Since its introduction in 2012, STRmix™ has been used to interpret DNA evidence in more than 120,000 cases around the world. It has also been used successfully in numerous U.S. court cases, including at least 35 successful admissibility hearings.

 

STRmix™, which has been used by the FBI laboratory since 2015, “is based on well-established mathematical principles, has been thoroughly vetted by the scientific community, and has been found to perform reliably in studies and casework,” according to the court order.

 

It has also been “subjected to thorough validation studies by those responsible for developing the software and has been internally validated by at least 46 [actually now 56] forensic laboratories in the United States … Furthermore, STRmix™ has been peer reviewed. Over 50 peer-reviewed papers have been published in scholarly journals supporting STRmix’s™ validity,” the order concludes.

 

“Forensic labs increasingly are turning to STRmix™ because it greatly improves the usability of DNA to produce evidence in a wide range of criminal cases,” explains John Buckleton, DSc, FRSNZ, one of the developers of STRmix™.

 

Buckleton notes that organizations using STRmix™ are reporting an increase of interpretable DNA in gun cases from about 40% to more than 70%. Similarly, STRmix™ is delivering a significantly higher rate of interpretable results in sexual assault cases.

 

A new version of STRmix™, STRmix™ v2.7, was introduced in late 2019. STRmix™ v2.7 includes several new features in response to improvements recommended by forensic labs to better address the on-the-job needs they regularly encounter.

 

The team that created STRmix™ recently launched two other products.
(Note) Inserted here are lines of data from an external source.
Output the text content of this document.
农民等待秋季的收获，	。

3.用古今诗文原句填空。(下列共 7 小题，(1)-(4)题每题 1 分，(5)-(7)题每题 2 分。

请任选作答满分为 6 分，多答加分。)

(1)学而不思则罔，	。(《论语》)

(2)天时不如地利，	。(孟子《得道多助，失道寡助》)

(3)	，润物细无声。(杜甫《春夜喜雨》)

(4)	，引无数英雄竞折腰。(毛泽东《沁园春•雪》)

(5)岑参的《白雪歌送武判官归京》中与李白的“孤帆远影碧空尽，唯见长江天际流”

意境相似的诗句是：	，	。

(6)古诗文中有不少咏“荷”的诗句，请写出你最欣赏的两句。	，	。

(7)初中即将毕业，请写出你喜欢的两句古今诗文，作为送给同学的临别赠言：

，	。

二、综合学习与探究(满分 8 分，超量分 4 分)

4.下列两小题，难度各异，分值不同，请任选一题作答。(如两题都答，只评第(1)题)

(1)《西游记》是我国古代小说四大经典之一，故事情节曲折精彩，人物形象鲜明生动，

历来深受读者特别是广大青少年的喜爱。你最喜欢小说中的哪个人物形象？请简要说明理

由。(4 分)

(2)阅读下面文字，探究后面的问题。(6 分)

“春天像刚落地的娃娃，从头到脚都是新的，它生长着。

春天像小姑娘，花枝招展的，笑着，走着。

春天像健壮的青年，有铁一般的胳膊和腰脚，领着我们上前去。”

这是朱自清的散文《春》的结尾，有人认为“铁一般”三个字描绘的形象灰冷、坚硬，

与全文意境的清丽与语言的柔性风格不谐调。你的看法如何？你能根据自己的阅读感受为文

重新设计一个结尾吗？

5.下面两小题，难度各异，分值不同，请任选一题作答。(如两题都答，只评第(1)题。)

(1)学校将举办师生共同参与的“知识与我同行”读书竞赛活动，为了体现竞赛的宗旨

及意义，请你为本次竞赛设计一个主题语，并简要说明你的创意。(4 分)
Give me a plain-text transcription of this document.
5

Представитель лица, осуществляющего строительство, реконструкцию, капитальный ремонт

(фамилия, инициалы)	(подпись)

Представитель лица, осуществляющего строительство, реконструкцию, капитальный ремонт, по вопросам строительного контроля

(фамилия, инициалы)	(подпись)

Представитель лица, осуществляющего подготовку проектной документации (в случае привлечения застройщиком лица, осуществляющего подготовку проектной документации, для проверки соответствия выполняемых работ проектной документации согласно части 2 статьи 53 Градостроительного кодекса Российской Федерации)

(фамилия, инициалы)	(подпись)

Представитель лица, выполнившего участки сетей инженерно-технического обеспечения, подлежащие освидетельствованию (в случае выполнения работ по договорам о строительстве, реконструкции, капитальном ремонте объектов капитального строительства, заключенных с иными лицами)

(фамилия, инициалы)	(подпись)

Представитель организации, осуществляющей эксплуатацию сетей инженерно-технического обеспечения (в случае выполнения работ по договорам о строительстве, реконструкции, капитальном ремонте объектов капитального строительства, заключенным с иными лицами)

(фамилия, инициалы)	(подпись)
DBLR™, an application used with STRmix™, allows users to undertake superfast database searches, visualize the value of their DNA mixture evidence, and carry out mixture to mixture matches. FaSTR™ DNA, meanwhile, is expert forensic software that rapidly analyzes DNA profiles and assigns a Number of Contributors (NoC) estimate.

 

Designed by scientists for scientists, FaSTR™ DNA combines an intuitive, user-friendly graphical interface with easily understandable and laboratory-customizable rules to expedite the analysis of raw data generated by genetic analyzers and standard profiling kits. FaSTR™ DNA also implements the use of artificial neural networks for peak classification independent of and in parallel to the forensic analyst.

 

Alongside STRmix™, FaSTR™ DNA and DBLR™ complete the full workflow from analysis to interpretation and database matching.